40 degrees = arccos(x/24)
cos(40 deg.)= cos(arccos)(x/24)
x= 18.385 feet coorect/incorrect?

c)Suppose the bottom of the ladder is sliding away from the wall at a rate of 2 ft/sec. When x=6, how fast is theta(in radians/sec.) changing?

I really don't know about this last part... help/hints would be greatly appreciated! Seems sort of like a physics problem.

your a) and b) are correct

c) write your opening equation as
x = 24cosØ
differentiate with respect to t, (t in seconds)

dx/dt = -24sinØ dØ/dt (#1)

we are given dx/dt = 2 when x = 6
when x=6 we can get the height h of the triangle by Pythagoras h^2 + 6 ^2 = 24^2
h = √540 and sinØ = √540/24

so from #1
dØ/dt = (dx/dt) / (-24sinØ)
= 2/(-24(√540/24)
= -2/√540 radians/sec or appr. -0.086 radians/sec

You titled your subject as "Calculus".
This last part belongs to a part of Calculus called,
"Rates of Change" or "Related Rates"
Several chapters of your text should be devoted to it, depending on the depth of the course.

a) Expressing theta as a function of x:

Yes, your expression for theta is correct. The cosine function relates the adjacent side (x) to the hypotenuse (24) of the right triangle formed by the ladder, the wall, and the ground. Therefore, theta can be expressed as theta = arccos(x/24).

b) Finding the value of x when theta is 40 degrees:
To find the value of x, you can use the equation you derived from part (a): cos(theta) = x/24. Plugging in theta = 40 degrees (or 2 Pi/9 radians) gives us:
cos(40 degrees) = x/24
x = cos(40 degrees) * 24
x ≈ 18.39 feet

Your answer of x ≈ 18.385 feet is almost accurate, just rounded to the nearest thousandth.

c) Finding how fast theta is changing when x = 6:
This part involves finding the rate of change of theta with respect to time. Since the bottom of the ladder is sliding away from the wall at a rate of 2 ft/sec, we need to find d(theta)/dt, the rate of change of theta with respect to time.

To do this, we can differentiate the equation from part (a) with respect to time (t). Since x is changing, we consider x to be a function of time x(t).
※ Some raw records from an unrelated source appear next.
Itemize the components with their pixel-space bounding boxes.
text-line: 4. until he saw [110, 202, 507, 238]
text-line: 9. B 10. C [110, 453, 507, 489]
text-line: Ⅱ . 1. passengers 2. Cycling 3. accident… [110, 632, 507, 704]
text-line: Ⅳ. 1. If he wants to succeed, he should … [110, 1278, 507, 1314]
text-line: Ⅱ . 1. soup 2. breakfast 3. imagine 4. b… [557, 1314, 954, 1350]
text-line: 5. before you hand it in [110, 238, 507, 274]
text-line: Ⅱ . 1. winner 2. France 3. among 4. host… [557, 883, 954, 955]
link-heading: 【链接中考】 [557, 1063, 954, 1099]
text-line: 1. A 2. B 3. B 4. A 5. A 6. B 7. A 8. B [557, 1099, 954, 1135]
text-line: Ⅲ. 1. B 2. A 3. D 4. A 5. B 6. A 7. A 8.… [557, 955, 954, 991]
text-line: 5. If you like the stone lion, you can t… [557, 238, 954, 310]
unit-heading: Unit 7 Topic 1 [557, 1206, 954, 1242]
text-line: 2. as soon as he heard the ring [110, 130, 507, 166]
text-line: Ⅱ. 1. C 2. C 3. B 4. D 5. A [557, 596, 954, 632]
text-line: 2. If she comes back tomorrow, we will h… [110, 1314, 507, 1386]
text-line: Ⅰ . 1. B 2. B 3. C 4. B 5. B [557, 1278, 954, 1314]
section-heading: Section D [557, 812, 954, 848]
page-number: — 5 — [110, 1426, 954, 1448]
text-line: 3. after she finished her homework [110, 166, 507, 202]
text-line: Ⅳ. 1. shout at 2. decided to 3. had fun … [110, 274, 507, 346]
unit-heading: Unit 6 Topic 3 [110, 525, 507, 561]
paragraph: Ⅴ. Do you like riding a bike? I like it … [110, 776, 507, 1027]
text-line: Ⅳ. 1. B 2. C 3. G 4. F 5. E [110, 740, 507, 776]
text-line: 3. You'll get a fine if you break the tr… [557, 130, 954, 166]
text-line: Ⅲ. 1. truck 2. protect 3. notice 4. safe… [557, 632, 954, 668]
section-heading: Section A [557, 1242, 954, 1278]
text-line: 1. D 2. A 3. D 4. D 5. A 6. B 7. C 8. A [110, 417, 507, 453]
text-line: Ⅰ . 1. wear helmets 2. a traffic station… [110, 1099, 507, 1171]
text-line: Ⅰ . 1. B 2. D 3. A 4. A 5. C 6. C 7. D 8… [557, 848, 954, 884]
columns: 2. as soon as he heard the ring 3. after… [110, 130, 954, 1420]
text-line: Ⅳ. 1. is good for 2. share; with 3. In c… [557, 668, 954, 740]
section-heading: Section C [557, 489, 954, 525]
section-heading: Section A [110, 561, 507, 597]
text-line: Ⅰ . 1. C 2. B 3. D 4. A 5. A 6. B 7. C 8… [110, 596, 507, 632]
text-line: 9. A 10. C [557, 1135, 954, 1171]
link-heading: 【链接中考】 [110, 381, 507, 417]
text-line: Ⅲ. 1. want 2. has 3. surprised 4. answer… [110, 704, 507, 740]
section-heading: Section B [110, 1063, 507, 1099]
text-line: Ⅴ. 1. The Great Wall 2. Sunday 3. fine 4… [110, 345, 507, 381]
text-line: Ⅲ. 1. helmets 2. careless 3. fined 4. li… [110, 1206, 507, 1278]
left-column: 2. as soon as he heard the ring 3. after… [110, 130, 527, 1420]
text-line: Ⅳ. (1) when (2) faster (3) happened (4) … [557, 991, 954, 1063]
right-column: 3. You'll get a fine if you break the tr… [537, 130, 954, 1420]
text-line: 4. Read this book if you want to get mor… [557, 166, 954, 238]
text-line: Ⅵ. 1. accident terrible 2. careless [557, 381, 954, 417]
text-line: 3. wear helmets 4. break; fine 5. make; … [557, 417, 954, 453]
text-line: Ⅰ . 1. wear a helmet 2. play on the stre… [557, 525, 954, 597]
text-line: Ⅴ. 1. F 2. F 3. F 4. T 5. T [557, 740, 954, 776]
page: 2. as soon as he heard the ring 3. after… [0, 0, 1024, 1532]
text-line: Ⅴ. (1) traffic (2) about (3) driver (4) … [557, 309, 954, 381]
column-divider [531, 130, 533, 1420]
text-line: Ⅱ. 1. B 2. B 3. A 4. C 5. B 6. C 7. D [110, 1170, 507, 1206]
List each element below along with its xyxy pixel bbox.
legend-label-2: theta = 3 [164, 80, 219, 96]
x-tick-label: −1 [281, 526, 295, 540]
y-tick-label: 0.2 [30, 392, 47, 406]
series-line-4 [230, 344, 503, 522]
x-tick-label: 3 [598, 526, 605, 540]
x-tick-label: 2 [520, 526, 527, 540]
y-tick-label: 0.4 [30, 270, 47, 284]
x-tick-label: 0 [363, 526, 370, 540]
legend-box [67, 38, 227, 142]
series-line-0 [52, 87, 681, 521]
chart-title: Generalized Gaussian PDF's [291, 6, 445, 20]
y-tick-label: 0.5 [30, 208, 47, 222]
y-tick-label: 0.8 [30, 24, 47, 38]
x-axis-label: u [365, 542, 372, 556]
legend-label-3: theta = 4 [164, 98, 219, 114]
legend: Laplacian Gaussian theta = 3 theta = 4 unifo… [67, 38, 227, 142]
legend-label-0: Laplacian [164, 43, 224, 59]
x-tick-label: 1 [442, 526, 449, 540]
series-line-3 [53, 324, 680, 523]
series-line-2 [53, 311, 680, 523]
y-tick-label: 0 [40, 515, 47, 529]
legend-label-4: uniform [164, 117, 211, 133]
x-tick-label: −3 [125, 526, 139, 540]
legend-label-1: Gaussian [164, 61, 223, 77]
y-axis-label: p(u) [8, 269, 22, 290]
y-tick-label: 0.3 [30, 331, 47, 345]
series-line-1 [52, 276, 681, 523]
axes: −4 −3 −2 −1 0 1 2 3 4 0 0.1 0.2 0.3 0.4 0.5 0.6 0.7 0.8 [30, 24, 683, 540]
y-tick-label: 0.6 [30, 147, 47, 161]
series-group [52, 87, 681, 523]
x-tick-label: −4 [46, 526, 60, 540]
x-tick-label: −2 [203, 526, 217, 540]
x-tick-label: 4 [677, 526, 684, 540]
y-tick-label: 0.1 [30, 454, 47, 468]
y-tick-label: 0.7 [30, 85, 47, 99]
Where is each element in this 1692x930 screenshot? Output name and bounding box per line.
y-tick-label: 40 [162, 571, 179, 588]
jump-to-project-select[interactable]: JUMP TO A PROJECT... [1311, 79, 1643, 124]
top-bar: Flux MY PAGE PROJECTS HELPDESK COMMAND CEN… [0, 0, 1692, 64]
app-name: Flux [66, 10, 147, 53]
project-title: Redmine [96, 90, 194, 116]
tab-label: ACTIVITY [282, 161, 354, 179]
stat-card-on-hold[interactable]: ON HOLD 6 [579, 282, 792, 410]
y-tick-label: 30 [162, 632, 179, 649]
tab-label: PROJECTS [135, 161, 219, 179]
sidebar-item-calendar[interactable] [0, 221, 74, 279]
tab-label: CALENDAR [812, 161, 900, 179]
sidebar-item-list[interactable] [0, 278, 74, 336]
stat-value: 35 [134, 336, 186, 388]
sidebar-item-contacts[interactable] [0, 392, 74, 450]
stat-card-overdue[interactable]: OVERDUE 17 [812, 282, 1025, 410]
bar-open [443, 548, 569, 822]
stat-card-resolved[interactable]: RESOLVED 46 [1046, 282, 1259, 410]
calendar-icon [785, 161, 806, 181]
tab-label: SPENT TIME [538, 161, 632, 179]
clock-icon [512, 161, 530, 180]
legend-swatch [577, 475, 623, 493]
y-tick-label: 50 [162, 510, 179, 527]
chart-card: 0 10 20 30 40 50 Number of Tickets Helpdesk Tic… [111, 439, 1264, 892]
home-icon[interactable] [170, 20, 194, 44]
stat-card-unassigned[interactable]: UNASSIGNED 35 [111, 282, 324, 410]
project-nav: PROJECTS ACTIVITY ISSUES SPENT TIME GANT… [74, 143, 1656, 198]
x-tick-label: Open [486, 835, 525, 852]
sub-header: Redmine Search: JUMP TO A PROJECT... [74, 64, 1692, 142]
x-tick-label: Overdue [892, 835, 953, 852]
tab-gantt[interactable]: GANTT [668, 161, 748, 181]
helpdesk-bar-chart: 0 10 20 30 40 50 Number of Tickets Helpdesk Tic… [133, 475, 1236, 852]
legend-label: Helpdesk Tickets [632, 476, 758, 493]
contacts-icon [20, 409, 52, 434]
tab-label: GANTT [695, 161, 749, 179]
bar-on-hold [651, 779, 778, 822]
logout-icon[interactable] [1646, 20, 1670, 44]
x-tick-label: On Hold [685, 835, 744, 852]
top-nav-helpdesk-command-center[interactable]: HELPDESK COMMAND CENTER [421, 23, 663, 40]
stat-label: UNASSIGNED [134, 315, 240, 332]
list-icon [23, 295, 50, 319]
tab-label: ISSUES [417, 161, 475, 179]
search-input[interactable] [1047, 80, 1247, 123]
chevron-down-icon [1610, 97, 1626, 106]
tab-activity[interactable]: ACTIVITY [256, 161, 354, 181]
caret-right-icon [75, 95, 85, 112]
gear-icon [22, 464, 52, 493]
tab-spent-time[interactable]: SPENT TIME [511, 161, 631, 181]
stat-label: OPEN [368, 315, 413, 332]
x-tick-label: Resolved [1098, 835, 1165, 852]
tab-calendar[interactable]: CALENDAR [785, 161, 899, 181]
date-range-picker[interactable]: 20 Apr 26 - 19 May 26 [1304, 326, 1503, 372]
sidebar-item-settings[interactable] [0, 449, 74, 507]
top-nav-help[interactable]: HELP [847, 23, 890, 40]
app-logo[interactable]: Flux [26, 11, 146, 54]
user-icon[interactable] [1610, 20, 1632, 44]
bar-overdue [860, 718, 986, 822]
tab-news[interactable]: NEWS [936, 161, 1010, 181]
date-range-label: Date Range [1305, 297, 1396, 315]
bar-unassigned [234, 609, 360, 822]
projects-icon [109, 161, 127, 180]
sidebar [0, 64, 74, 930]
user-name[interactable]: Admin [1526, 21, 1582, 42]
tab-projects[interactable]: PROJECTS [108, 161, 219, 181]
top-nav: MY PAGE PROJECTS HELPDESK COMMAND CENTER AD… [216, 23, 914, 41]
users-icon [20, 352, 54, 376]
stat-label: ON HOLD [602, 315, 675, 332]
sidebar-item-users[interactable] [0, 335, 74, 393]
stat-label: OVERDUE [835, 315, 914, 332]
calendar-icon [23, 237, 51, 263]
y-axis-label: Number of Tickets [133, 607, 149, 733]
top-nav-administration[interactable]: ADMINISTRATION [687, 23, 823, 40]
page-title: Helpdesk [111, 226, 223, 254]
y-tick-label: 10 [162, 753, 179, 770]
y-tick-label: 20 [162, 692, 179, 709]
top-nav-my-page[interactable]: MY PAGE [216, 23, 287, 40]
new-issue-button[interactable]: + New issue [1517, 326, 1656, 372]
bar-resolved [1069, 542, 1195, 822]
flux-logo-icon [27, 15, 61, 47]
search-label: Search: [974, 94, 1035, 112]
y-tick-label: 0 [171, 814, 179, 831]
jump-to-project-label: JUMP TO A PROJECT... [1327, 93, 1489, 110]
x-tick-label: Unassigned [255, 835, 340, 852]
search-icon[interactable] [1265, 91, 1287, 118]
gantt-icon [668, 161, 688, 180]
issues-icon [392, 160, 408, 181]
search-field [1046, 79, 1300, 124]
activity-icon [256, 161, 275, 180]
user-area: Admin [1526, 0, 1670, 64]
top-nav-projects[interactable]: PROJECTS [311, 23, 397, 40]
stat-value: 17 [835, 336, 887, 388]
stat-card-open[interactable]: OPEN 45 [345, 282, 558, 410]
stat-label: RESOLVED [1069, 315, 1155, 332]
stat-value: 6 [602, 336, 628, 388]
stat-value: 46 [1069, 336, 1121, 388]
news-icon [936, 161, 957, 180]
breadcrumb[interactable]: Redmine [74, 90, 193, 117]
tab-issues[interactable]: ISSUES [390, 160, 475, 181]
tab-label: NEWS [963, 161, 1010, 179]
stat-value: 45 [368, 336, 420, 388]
Differentiating both sides of the equation arccos(x(t)/24) = theta with respect to t, we get:

d(arccos(x(t)/24))/dt = d(theta)/dt

Differentiating the left side using chain rule, we have:

-1/sqrt(1 - (x(t)/24)^2) * (1/24) * dx(t)/dt = d(theta)/dt

When x = 6, we can plug in x(t) = 6 into the equation above to find d(theta)/dt.

-1/sqrt(1 - (6/24)^2) * (1/24) * dx(t)/dt = d(theta)/dt

Simplifying the expression gives us:

-1/sqrt(1 - (1/4)^2) * (1/24) * dx(t)/dt = d(theta)/dt

Simplifying further using the fact that sqrt(1 - (1/4)^2) = sqrt(15)/4, we get:

-4/sqrt(15) * (1/24) * dx(t)/dt = d(theta)/dt

Now, we need to find dx(t)/dt, which is the rate at which x is changing. Given that dx(t)/dt = 2 ft/sec, we have:

-4/sqrt(15) * (1/24) * 2 = d(theta)/dt

Simplifying this expression gives us:

-1/sqrt(15) * (1/6) = d(theta)/dt

Therefore, when x = 6, d(theta)/dt ≈ -1/(6√15) radians/sec.